La France se démarque également dans cette édition avec deux propositions qui illustrent la polyvalence du design contemporain : à Saint-Denis, le Gare de Pleyelsigné Kengo Kuma & Associates, affiche un espace souterrain qui surprend par sa chaleur. À trente-cinq mètres sous terre, la lumière naturelle pénètre par de grandes ouvertures et se répand sur les surfaces en bois, créant une atmosphère sereine dans un environnement habituellement dominé par le béton.
A quelques kilomètres de là, à Villejuif, le Gare de Gustave Roussyconçu par Dominique Perrault, met l'accent sur la luminosité comme élément central : un atrium cylindrique couronné d'une verrière de soixante-dix mètres permet à la lumière de descendre jusqu'aux quais, cinquante mètres plus bas. Les reflets métalliques qui entourent l'espace transforment le trafic quotidien en une expérience sensorielle, où la lumière se déplace au rythme du voyageur.

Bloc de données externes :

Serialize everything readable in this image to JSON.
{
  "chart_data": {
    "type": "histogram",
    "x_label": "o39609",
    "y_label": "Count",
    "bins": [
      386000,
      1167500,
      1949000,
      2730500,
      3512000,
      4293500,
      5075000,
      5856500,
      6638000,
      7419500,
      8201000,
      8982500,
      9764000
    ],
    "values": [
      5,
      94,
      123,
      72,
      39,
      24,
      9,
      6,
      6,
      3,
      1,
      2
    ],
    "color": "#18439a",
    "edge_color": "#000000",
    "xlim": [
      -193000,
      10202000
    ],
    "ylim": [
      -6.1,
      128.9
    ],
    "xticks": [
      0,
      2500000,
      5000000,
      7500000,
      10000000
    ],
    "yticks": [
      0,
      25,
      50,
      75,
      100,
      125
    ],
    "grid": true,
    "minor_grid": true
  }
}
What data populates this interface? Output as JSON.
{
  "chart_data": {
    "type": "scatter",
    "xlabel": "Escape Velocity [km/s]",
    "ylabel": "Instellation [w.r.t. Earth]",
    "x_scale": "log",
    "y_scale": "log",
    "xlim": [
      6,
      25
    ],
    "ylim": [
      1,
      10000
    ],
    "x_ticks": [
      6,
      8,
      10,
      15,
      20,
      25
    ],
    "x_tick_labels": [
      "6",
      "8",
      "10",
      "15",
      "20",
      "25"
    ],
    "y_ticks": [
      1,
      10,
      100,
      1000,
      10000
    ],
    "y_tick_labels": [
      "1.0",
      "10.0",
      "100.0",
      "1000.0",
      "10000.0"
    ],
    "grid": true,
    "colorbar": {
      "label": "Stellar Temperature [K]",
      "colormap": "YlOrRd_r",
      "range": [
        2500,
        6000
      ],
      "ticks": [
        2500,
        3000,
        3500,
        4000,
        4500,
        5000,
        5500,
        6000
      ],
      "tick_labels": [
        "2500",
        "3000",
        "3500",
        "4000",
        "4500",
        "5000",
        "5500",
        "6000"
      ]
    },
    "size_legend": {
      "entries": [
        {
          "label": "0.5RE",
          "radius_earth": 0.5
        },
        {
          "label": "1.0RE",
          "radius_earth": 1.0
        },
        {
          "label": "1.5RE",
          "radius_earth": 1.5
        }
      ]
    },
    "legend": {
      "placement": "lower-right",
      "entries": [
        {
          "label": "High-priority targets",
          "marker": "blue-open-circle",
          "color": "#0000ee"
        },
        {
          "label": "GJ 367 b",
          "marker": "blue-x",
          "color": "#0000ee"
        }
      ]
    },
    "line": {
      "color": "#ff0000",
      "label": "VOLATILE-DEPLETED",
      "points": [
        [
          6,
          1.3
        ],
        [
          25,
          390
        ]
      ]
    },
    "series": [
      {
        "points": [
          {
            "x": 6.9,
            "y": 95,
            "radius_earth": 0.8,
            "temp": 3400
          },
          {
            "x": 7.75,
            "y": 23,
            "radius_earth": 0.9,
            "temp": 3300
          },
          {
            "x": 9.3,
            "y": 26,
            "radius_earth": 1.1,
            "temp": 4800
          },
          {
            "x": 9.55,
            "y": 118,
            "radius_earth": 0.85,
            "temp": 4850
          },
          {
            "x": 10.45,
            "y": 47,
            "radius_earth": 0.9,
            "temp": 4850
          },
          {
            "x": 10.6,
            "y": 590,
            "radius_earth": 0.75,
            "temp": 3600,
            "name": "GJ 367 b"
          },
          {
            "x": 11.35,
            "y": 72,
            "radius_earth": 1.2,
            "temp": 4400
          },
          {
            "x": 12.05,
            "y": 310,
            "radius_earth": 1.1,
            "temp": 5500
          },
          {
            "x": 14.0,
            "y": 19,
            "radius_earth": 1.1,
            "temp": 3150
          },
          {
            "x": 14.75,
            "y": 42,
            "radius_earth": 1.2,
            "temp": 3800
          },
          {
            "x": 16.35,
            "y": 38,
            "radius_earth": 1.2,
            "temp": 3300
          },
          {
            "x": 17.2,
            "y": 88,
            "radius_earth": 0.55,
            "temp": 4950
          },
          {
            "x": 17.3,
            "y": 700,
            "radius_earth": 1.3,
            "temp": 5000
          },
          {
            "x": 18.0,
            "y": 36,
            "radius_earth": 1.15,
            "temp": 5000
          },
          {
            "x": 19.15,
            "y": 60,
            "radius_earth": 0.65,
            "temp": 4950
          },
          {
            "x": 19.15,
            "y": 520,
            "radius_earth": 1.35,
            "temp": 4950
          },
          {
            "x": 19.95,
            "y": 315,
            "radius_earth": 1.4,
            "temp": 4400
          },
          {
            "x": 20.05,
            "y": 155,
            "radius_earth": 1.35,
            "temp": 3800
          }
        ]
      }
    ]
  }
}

La tournée se termine en Arabie Saoudite, où Riyad concentre deux des gares les plus innovantes au monde. Le Gare KAFDconçu par Zaha Hadid Architects, combine un design de lignes fluides inspiré des dunes du désert avec une fonction stratégique : être le cœur du système de transport automatisé le plus étendu de la planète. Sa structure, d'apparence organique, reflète la recherche d'une mobilité future respectueuse de la nature et engagée dans l'efficacité.
À son tour, le Gare de Qasr Al Hokmconçu par Snøhetta, plonge dans la tradition locale avec un auvent conique inversé qui capte la lumière de l'extérieur et la projette sous terre. À l’intérieur, les murs en pisé et le jardin souterrain évoquent l’architecture Najdi, intégrant patrimoine, innovation et vie quotidienne dans un même espace.